People often approach performance this way - trying to apply specific pieces of knowledge to see what will happen. I do it too. It’s not a horrible way to learn. You run experiments, then do your best to explain the results. However without knowing what your code is limited by, this could all be very academic, or irrelevant. And taking on a large code refactoring exercise using this sort of mentality might not be the best use of your time. For a large amount of expended effort, I’d want to have some assurance or likelihood of a payoff at the other end.

My advice when teaching CUDA is that you should have a few (possibly just two, but maybe as many as 10 or so) basic paradigms understood so that you “tend” to write performant code “naturally”. For everything else, you leave that to profiler guided performance analysis and optimization. Make aggressive use of library implementations where possible.

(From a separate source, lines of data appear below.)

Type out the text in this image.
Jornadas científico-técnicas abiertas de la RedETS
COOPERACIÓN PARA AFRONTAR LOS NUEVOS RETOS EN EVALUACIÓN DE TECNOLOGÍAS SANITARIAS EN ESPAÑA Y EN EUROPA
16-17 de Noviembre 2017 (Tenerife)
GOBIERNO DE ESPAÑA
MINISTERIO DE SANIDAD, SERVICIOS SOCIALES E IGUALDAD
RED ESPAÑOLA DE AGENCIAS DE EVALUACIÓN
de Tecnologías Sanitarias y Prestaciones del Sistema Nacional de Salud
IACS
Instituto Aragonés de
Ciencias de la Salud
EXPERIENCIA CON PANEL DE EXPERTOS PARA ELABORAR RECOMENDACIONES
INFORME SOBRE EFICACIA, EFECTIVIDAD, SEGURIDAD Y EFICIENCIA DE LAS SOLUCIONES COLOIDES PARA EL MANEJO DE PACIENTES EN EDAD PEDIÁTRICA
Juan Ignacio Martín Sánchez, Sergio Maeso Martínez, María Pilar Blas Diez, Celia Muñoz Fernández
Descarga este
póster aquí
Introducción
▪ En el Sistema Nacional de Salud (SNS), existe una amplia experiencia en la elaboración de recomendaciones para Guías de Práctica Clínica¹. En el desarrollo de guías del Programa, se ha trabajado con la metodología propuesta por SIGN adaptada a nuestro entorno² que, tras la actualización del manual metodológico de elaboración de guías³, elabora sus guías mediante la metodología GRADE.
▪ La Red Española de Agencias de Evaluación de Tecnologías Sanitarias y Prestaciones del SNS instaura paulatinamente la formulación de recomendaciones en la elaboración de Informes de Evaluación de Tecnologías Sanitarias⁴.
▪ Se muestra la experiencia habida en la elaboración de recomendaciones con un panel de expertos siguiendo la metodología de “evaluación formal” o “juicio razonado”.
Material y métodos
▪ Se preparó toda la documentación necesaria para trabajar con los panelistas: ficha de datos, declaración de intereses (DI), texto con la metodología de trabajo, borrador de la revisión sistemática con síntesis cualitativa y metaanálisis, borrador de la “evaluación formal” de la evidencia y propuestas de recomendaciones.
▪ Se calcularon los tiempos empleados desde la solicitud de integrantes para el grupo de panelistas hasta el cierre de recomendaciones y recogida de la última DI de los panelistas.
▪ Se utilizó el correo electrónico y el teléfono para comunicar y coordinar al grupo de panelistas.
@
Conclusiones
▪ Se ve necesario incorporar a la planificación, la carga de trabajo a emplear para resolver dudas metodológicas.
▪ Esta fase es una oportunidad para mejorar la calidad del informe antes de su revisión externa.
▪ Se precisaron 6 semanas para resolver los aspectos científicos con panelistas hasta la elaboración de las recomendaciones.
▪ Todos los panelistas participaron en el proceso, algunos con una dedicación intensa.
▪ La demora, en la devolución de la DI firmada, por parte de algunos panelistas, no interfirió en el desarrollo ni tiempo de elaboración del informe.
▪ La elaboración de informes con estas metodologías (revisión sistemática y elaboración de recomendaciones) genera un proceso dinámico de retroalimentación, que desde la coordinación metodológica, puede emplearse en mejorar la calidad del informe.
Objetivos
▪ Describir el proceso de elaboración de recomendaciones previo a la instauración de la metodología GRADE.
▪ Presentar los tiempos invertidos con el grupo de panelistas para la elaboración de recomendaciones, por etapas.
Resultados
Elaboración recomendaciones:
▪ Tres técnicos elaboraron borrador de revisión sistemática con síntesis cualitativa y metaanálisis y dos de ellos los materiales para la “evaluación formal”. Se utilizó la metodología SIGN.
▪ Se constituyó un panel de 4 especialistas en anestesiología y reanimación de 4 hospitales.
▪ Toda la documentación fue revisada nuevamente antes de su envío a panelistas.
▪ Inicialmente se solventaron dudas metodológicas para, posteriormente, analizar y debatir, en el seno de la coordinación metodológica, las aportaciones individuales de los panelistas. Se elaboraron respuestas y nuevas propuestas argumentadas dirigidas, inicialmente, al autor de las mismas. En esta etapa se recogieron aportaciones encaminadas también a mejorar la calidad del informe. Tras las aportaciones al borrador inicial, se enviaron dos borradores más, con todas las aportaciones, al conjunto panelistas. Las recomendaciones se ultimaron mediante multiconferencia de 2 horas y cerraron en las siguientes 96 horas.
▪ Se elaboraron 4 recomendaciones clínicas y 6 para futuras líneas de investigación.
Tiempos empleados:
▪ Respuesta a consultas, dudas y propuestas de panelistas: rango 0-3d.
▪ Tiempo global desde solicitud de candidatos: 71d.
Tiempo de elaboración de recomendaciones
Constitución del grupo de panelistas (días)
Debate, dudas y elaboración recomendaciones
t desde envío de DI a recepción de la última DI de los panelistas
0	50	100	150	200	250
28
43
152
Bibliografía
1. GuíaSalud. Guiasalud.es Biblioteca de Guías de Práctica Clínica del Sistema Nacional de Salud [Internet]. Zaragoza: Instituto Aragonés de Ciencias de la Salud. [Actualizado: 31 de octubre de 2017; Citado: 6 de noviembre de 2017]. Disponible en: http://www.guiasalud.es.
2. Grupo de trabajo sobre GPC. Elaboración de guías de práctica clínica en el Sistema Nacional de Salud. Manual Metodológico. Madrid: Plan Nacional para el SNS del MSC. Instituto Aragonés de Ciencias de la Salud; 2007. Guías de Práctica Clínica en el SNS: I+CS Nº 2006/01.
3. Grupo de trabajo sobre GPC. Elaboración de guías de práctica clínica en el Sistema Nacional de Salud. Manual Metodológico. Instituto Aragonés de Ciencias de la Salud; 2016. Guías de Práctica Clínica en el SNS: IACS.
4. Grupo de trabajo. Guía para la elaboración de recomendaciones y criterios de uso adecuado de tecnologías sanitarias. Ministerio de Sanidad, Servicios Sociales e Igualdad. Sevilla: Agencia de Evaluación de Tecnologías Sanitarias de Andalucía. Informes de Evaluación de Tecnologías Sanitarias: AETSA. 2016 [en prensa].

I can’t think of any of the top 10 or so paradigms - except possibly the suggestion by njuffa about using 16 bit packed data to make more efficient use of memory - that would apply to what we’re talking about here.

My suggestion would be to write your code in a way that seems natural, understandable, and maintainable to you, and then let the profiler guide you.

Going after compute-boundedness (mostly what’s being discussed here) without solid evidence is very often misguided, in my experience. Many people think the arithmetic in their code is important, when actually it is they way they use memory that is most important.

Obviously I can’t speak to your specific case, YMMV, take with a grain of salt, ignore if annoying.

1 Like

I concur with this observation. The way I like to phrase it, somewhat flippantly, is that “FLOPS are too cheap to meter”. Rough guiding principles like this can be helpful, but it is best to use the CUDA profiler to actually identify specific bottlenecks.